O projeto estava embargado desde junho deste ano, quando a Justiça determinou a suspensão dos trabalhos por falta de estudos de impactos ambientais. A ação foi movida pelo Instituto Protecionista SOS Animais e Plantas, que alegou riscos à fauna e à flora do local.
Ao apresentar o pedido, a prefeitura argumentou que as Secretaria de Meio Ambiente do estado (Sudema) e do Município (Seman) indicaram que, diante das características da área em questão, bastariam a elaboração de um Relatório Ambiental Simplificado (RAS) e de um Plano de Controle Ambiental (PCA), dispensando-se o Estudo de Impacto Ambiental (EIA) e o Relatório de Impacto Ambiental (RIMA).
Foi este o entendimento da magistrada. Segundo ela, não é exigível o EIA/RIMA em licenciamento de projeto em área útil inferior a 100 hectares. A área do futuro Parque da Cidade tem aproximadamente 25 hectares.
“Ainda nessa marcha processual, os documentos trazidos pelo embargante corroboram a recomendação dos órgãos ambientais, que entendem adequados, para este caso”, pontuou.
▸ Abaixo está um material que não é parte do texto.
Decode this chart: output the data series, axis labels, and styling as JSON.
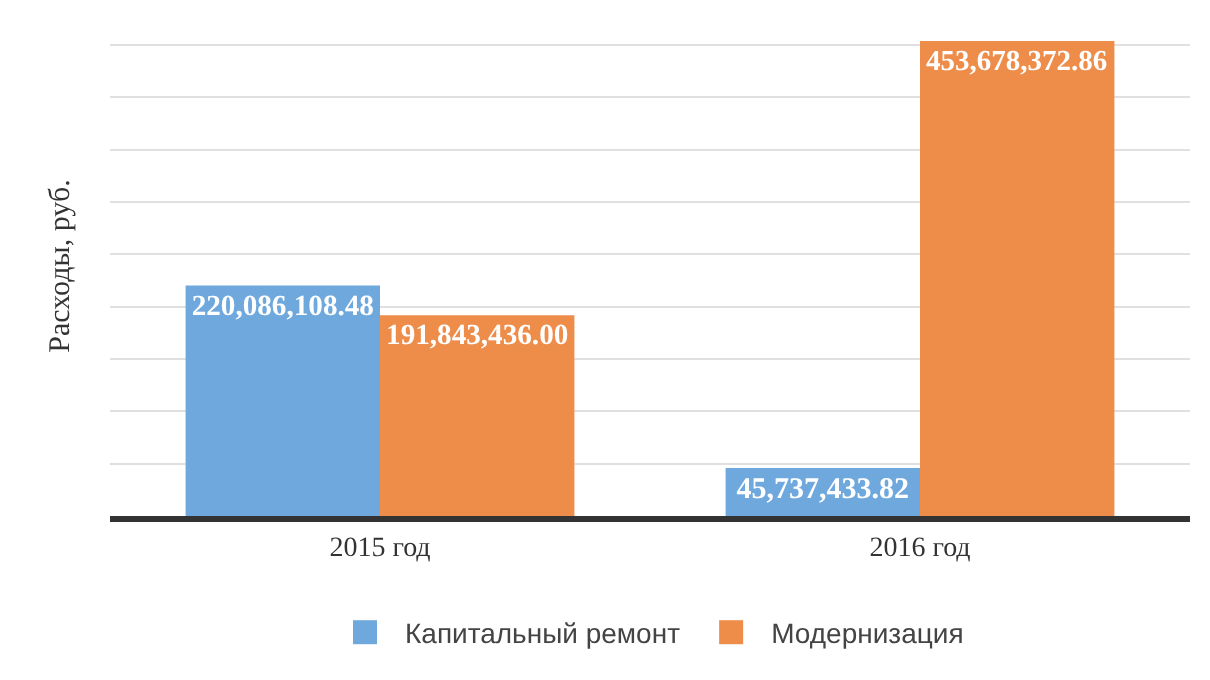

A juíza determinou que seja realizado o Relatório Ambiental Simplificado (RAS) e do Plano de Controle Ambiental (PCA), no prazo de cinco dias.
Derrubou multa
A juíza também analisou uma multa diária de R$ 10 mil, podendo chegar a R$ 100 mil, que havia sido imposta à prefeitura devido a circulação de máquinas no canteiro de obras, mesmo com a determinação judicial que manteve a suspensão do projeto.
“Entendo que restou justificada pela Prefeitura a presença das máquinas no interior do imóvel do antigo Aeroclube, já que tal movimentação não se referiu à obra do PARQUE DA CIDADE, bem como não adentrou no perímetro do terreno onde estão localizados os ninhos das corujas”, decidiu.
Entenda o caso
No último dia 26 de junho, a juíza Érica Virgínia da Silva Pontes, da 6ª Vara da Fazenda Pública de João Pessoa, atendeu pedido do Instituto Protecionista SOS Animais e Plantas e determinou que a prefeitura da suspenda as obras do Parque da Cidade
A entidade apontou riscos para preservação ambiental na área com os serviços, dentre eles o risco com incêndio e extração ilegal de madeira no local e, principalmente, com o aterramento da Laguna que, conforme a decisão, “abriga uma enorme diversidade de fauna e flora”.
A decisão ocorreu no mesmo dia em que o prefeito Cícero Lucena (PP) assinou a ordem de serviço para a segunda etapa da obra, que prevê a requalificação de mais vias do entorno, ciclovias, estacionamento, além da implantação de um túnel que interligará os bairros Aeroclube e Manaíra.
Em julho, a prefeitura de João Pessoa recorreu à Justiça para tentar destravar as obras do Parque da Cidade. Ambientalistas recusaram plano da prefeitura e a Justiça cobrou a apresentação de um estudo de impacto ambiental.
A prefeitura também recorreu ao Tribunal de Justiça, mas o desembargador José Ricardo Porto, decidiu que os fatos alegados pelo Município são insuficientes para uma deliberação, sendo imprescindível a produção de provas, principalmente o estudo de impacto ambiental.
No início de outubro, o Instituto entrou na Justiça, após gravar máquinas circulando no canteiro de obras. A Justiça concedeu prazo para explicação da prefeitura, que recorreu, conseguindo destravar a obra.